Congressional Cup surprise

Top match racer signs up for Congressional Cup at 11th hour

Tuesday April 9th 2002, Author: Shawn McBride, Location: United States
Guess who's coming to sail at the 38th Congressional Cup?

Chris Dickson, recently placed on a leave of absence with the Oracle Racing America's Cup team training in Auckland, arrived unannounced at the Long Beach Yacht Club midday on Monday to join his younger brother Scott as tactician.

The boats had already left the harbor to practice, but Dickson immediately jumped on a chase boat to join Scott, a Long Beach resident representing the host club.

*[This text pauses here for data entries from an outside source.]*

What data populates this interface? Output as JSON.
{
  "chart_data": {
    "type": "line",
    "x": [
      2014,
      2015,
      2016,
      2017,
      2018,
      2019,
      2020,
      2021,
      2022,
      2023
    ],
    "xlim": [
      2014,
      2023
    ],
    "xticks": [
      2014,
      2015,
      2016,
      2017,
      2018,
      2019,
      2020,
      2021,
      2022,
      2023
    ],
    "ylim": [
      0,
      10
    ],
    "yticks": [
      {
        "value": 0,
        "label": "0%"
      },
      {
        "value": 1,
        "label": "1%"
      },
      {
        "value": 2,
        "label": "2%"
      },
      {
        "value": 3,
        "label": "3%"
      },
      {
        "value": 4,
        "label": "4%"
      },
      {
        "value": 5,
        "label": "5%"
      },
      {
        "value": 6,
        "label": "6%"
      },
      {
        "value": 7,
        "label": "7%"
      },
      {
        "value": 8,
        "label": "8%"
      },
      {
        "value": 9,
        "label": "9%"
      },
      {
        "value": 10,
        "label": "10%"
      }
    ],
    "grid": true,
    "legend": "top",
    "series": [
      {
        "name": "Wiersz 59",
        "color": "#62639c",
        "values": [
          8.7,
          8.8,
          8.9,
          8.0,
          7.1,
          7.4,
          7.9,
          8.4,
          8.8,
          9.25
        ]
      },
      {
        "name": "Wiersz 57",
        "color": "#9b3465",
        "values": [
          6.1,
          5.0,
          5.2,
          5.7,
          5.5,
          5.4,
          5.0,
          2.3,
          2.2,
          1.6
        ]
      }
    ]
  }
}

Chris Dickson deflected questions about whether he had or needed permission from Oracle to participate in others events, as Paul Cayard has after he was consigned to shoreside duties late last year. "I'm not here to talk about Oracle," Dickson said after returning from the water. "I'm here to help the little brother through the week."

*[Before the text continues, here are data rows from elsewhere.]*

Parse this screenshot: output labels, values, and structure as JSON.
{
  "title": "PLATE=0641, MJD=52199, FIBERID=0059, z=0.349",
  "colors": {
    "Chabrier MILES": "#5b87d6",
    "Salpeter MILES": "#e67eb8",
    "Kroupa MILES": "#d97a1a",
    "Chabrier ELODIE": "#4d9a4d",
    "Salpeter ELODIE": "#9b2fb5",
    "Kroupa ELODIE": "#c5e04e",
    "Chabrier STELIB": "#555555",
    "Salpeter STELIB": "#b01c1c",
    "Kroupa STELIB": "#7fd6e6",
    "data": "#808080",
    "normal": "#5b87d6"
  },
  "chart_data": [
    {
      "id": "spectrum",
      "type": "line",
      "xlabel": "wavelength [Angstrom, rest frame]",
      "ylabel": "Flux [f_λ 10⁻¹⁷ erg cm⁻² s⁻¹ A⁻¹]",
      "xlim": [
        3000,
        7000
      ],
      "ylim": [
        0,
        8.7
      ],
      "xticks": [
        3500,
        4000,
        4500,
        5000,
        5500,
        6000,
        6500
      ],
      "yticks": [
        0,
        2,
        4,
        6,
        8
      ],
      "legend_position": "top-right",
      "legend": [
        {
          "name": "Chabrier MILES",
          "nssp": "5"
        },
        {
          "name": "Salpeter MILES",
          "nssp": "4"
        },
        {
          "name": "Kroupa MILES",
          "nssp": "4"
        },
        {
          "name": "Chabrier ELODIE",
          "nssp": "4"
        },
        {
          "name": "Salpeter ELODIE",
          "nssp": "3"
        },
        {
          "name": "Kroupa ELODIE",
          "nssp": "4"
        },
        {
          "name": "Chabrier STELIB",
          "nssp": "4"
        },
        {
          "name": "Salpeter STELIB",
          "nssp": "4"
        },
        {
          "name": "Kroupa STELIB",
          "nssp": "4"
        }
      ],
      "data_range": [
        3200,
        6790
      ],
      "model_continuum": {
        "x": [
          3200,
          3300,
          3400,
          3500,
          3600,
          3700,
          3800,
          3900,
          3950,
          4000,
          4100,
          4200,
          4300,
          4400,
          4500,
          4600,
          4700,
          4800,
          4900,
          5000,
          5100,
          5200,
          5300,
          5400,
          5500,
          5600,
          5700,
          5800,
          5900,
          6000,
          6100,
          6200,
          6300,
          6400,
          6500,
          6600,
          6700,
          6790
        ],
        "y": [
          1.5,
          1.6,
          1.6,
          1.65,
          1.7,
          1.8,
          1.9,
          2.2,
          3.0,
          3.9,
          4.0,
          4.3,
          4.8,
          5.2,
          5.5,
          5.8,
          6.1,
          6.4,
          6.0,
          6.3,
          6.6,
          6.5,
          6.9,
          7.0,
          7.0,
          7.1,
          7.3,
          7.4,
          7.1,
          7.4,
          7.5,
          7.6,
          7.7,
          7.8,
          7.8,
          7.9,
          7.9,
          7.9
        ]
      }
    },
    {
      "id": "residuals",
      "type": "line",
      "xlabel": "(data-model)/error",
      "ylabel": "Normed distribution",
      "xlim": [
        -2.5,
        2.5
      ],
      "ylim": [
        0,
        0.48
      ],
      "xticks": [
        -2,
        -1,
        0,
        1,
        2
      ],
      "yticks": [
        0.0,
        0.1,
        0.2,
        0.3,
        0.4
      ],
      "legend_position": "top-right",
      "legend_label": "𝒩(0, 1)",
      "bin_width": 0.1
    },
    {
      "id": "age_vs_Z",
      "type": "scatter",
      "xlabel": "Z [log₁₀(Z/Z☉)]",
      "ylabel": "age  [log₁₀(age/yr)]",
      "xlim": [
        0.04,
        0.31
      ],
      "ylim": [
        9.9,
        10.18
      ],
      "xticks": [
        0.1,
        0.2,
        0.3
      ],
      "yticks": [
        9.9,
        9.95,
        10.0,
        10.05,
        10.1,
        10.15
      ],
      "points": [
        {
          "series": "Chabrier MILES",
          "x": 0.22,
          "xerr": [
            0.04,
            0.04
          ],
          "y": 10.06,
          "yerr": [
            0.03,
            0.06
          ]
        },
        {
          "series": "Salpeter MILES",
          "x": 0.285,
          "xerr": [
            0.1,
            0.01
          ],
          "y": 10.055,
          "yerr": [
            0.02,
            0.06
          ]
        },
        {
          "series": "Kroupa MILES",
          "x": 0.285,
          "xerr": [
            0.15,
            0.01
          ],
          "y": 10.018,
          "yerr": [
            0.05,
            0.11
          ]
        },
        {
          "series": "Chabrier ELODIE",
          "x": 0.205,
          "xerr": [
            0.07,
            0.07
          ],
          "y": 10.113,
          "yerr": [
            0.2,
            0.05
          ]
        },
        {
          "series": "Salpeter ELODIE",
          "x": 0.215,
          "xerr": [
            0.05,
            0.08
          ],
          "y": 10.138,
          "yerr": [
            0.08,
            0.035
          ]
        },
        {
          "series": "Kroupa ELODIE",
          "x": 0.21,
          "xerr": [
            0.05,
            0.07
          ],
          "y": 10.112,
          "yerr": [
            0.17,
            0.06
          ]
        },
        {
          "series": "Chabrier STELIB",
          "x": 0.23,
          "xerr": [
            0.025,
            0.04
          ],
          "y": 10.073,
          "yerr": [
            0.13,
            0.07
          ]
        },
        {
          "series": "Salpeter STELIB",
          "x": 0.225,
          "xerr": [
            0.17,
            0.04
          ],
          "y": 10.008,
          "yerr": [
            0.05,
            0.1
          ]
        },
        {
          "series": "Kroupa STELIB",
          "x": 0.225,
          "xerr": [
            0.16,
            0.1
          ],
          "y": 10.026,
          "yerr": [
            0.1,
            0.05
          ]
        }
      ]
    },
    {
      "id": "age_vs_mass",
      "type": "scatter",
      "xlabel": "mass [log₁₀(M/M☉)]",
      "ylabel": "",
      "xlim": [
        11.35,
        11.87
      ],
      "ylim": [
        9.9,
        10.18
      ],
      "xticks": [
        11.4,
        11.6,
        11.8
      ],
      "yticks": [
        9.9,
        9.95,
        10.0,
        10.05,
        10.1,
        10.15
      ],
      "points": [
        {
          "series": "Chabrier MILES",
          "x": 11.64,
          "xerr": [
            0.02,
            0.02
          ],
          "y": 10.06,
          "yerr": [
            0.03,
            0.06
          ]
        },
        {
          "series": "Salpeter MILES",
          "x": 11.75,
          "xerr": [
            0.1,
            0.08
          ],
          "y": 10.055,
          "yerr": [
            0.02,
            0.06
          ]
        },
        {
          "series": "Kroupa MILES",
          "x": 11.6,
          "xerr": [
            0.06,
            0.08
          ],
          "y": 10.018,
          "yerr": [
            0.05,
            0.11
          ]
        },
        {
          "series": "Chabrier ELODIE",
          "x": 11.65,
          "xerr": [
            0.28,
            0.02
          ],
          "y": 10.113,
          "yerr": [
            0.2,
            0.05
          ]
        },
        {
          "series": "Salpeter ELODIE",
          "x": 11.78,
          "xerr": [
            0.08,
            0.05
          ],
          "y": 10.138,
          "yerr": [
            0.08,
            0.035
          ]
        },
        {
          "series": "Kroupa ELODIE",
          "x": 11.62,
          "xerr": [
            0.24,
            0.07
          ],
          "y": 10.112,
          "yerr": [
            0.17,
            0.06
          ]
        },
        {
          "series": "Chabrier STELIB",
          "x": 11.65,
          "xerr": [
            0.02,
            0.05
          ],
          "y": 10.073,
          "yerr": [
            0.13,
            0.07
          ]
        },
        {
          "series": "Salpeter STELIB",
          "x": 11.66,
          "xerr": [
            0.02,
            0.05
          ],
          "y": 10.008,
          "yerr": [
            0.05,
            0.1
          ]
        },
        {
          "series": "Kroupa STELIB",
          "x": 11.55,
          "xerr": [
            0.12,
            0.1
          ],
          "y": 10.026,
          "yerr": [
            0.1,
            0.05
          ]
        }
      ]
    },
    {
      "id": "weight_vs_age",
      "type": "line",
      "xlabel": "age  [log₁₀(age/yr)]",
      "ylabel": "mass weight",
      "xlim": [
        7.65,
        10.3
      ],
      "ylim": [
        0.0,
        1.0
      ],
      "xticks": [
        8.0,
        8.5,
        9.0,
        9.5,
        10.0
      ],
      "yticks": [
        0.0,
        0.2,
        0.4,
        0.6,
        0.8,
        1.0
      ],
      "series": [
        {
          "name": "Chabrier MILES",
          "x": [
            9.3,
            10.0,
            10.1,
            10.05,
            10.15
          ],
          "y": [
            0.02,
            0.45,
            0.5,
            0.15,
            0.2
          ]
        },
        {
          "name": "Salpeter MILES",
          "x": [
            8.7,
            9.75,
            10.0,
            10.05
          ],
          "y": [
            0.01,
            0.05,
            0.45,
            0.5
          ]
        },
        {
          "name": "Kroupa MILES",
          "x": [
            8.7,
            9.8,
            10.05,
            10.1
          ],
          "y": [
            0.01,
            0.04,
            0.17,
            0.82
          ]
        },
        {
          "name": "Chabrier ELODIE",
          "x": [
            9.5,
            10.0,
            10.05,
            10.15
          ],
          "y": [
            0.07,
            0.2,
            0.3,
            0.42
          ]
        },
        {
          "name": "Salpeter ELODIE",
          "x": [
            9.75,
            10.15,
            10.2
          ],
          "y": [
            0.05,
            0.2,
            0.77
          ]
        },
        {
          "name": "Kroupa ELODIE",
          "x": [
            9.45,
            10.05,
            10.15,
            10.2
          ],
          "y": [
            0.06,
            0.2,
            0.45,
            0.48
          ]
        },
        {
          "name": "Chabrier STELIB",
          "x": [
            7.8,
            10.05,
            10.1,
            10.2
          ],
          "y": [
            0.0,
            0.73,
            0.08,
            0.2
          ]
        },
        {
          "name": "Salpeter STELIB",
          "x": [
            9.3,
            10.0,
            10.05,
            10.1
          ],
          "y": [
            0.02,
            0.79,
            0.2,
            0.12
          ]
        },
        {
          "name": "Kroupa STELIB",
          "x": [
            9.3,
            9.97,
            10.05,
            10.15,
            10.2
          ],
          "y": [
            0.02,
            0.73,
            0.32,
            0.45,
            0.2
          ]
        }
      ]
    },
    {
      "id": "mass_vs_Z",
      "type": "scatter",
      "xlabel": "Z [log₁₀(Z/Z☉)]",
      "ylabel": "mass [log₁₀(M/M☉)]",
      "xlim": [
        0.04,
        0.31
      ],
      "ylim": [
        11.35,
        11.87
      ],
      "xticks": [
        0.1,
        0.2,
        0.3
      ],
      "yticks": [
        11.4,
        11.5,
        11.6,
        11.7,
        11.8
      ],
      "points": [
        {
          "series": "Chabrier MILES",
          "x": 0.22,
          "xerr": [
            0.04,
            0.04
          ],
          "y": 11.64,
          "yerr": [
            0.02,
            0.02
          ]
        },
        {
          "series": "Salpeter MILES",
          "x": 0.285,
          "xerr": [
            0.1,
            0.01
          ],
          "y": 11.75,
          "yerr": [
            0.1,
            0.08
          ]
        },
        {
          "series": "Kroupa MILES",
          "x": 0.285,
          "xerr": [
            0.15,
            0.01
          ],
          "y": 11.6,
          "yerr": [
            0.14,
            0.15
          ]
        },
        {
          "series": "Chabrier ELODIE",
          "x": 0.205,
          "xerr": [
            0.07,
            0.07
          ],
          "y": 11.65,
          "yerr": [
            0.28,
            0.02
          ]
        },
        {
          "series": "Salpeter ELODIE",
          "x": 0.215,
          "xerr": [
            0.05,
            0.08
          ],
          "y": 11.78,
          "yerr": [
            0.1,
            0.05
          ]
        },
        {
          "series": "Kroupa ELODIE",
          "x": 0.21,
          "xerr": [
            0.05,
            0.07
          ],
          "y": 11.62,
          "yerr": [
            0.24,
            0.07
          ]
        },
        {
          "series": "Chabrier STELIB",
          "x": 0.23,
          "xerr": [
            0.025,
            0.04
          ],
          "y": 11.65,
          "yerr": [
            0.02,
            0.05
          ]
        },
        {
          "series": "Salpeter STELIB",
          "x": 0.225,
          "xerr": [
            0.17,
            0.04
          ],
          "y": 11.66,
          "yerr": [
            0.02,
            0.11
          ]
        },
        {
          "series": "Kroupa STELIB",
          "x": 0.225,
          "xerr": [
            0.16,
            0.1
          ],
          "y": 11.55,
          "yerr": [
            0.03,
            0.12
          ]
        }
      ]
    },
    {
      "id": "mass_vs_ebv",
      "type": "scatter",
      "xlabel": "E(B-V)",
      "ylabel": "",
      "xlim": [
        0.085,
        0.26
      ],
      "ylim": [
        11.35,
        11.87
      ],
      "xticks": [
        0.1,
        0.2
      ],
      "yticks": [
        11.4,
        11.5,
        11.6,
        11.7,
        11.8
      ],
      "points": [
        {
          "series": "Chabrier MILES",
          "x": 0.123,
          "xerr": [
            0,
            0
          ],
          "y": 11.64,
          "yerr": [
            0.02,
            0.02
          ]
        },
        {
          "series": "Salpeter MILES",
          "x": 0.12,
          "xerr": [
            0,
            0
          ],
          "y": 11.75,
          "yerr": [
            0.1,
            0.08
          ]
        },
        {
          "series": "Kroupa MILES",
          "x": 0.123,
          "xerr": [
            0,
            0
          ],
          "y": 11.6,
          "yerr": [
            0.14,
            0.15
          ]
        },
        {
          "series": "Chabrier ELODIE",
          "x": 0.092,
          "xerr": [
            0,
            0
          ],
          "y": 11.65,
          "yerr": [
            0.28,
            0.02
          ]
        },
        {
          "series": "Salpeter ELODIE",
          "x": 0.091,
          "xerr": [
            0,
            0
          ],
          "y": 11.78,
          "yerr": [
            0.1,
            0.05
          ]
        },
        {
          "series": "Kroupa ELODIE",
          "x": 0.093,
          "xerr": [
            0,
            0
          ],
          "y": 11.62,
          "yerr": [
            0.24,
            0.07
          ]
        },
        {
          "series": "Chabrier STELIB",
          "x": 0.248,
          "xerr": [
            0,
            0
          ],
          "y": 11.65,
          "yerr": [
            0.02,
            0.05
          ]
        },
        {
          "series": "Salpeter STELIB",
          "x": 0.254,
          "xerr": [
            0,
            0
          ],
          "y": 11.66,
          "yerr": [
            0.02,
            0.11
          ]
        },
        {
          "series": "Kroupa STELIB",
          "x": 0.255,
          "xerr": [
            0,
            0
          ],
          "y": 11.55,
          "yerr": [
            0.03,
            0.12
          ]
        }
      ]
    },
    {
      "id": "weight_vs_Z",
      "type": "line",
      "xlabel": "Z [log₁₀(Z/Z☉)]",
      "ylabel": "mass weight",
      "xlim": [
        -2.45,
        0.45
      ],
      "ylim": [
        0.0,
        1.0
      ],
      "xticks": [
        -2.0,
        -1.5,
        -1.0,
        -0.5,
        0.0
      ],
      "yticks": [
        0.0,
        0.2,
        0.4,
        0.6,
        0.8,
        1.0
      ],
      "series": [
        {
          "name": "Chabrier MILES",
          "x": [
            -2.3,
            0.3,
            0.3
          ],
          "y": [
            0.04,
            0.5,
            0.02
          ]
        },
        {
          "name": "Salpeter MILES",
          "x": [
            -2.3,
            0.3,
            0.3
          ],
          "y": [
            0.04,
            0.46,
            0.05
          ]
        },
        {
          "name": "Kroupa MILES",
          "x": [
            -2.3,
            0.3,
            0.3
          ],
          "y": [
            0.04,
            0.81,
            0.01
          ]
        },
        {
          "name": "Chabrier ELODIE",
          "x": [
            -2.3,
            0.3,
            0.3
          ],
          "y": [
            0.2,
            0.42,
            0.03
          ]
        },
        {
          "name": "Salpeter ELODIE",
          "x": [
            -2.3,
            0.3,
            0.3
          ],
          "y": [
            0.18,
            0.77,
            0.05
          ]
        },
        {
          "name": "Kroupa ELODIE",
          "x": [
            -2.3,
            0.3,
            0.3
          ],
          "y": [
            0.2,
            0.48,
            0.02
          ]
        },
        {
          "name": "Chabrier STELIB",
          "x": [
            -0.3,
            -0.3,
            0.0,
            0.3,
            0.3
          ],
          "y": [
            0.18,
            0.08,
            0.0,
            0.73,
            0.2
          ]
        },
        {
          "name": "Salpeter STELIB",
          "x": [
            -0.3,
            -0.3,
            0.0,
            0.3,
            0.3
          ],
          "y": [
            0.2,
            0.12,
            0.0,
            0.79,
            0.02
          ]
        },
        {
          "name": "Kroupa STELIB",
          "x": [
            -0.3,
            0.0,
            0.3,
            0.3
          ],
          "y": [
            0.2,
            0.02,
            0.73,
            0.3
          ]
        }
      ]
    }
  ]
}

Chris Dickson, formerly the world's top-ranked match racer, won the Congressional in 1990 and 1991 and called tactics for Scott when the latter finished second in '98. Although Chris won't be driving, his presence gives the event five former winners on the 10 boats, along with Holmberg ('98, '99 and '01), Rod Davis ('81, '85, '89 and '93), Gavin Brady ('97-'97) and Dean Barker (2000).

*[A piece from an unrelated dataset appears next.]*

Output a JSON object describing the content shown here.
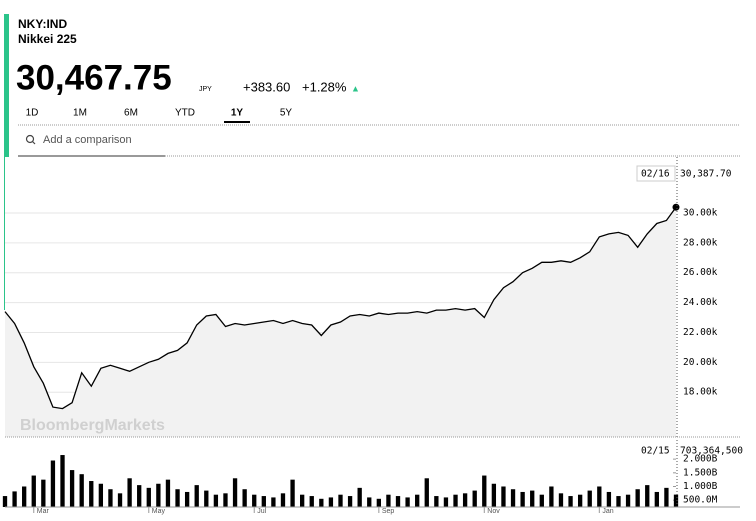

The fleet, with their affiliations and new and previous ISAF rankings stands as follows:

Peter Holmberg, Oracle Racing, 1 (2);
Jes Gram-Hansen, Denmark, 3 (5);
Luc Pillot, Le Defí Areva, 7 (7);
Gavin Brady, Prada, 8 (8);
Dean Barker, Team New Zealand, 18 (19);
Ed Baird, USA, 19 (18);
Rod Davis, Prada, 23 (39);
Andy Green, GBR Challenge, 31 (30);
Ken Read, Team Dennis Conner, 38 (46);
Scott Dickson, USA, unranked.

The man to beat at the Congressional Cup will be Peter Holmberg, who following the recently Steinlager/Line 7 match racing in Auckland, rose to first place in the ISAF world match racing rankings and the Swedish Match Tour, which now includes the Congressional Cup. Although from St. Thomas in the U.S. Virgin Islands, Holmberg says he is almost as much at home in Long Beach, and not only because he has won three of the last four Congressionals.

"I trained here for the '84 Olympics," he said, "lived here for six months. For me, it's familiar territory. It's in the back of your mind that you've done it here before, but it's not going to get you through."

Another team familiar with Long Beach is the Stars & Stripes entry, skippered by Ken Read. With Long Beach also serving as the domestic training base for Stars & Stripes, Dennis Conner’s challenge knows the local conditions well.

"The fact is, this is my home away from home," said Read. "We really like the people and the sailing conditions are excellent. If I could make a choice about where to train for the America’s Cup, I wouldn’t choose anywhere else."

After an active month of racing, Read has recently reacquainted himself with the Catalina 37 racing yachts used at the Congressional Cup, engaging in several sparring sessions with fellow Stars & Stripes teammates off the end of Belmont Pier in Long Beach. Add to that the fact that Read carries 1992 Congressional Cup winner Terry Hutchinson on-board as tactician, and the Americans are strong contenders to hoist the Cup at Saturday evening's prize giving ceremony.

A possible wild-card at this year's event is Denmark’s Jes Gram-Hansen who is still riding high from his appearance in last month’s Steinlager Line 7 Cup final, the first of his career on the Swedish Match Tour. Gram-Hansen’s presence here brings to an end a whirlwind month of travel.

"We've flown across 44 combined time zones over the last couple of weeks and experienced daylight savings time changes in Auckland, Denmark and here," said Gram-Hansen. "Needless to say we're a little tired, but excited to be here for the first time and looking forward to a good result".

The Catalina 37s, introduced in the 1990 Congressional Cup, are the unique on the world match racing circuit - they are the biggest boats and the only ones with
steering wheels instead of tillers. Equipped with masthead jibs, their straight-line speed is not extraordinary, but they are extremely agile for the pre-start jousting unique to match racing.

Each boat will have a crew of five, including the skipper/helmsman. They will sail a double round robin climaxing with best-of-three semifinals and finals this Saturday.

The action in the Long Beach outer harbor may be viewed from the end of Belmont Pier, where there will be shoreside commentry designed to give spectators a blow by blow account of what they are seening out on the water.

For the next five days from today, they will compete on Catalina 37s against crews from six America's Cup teams---including defending champion Peter Holmberg, representing Oracle.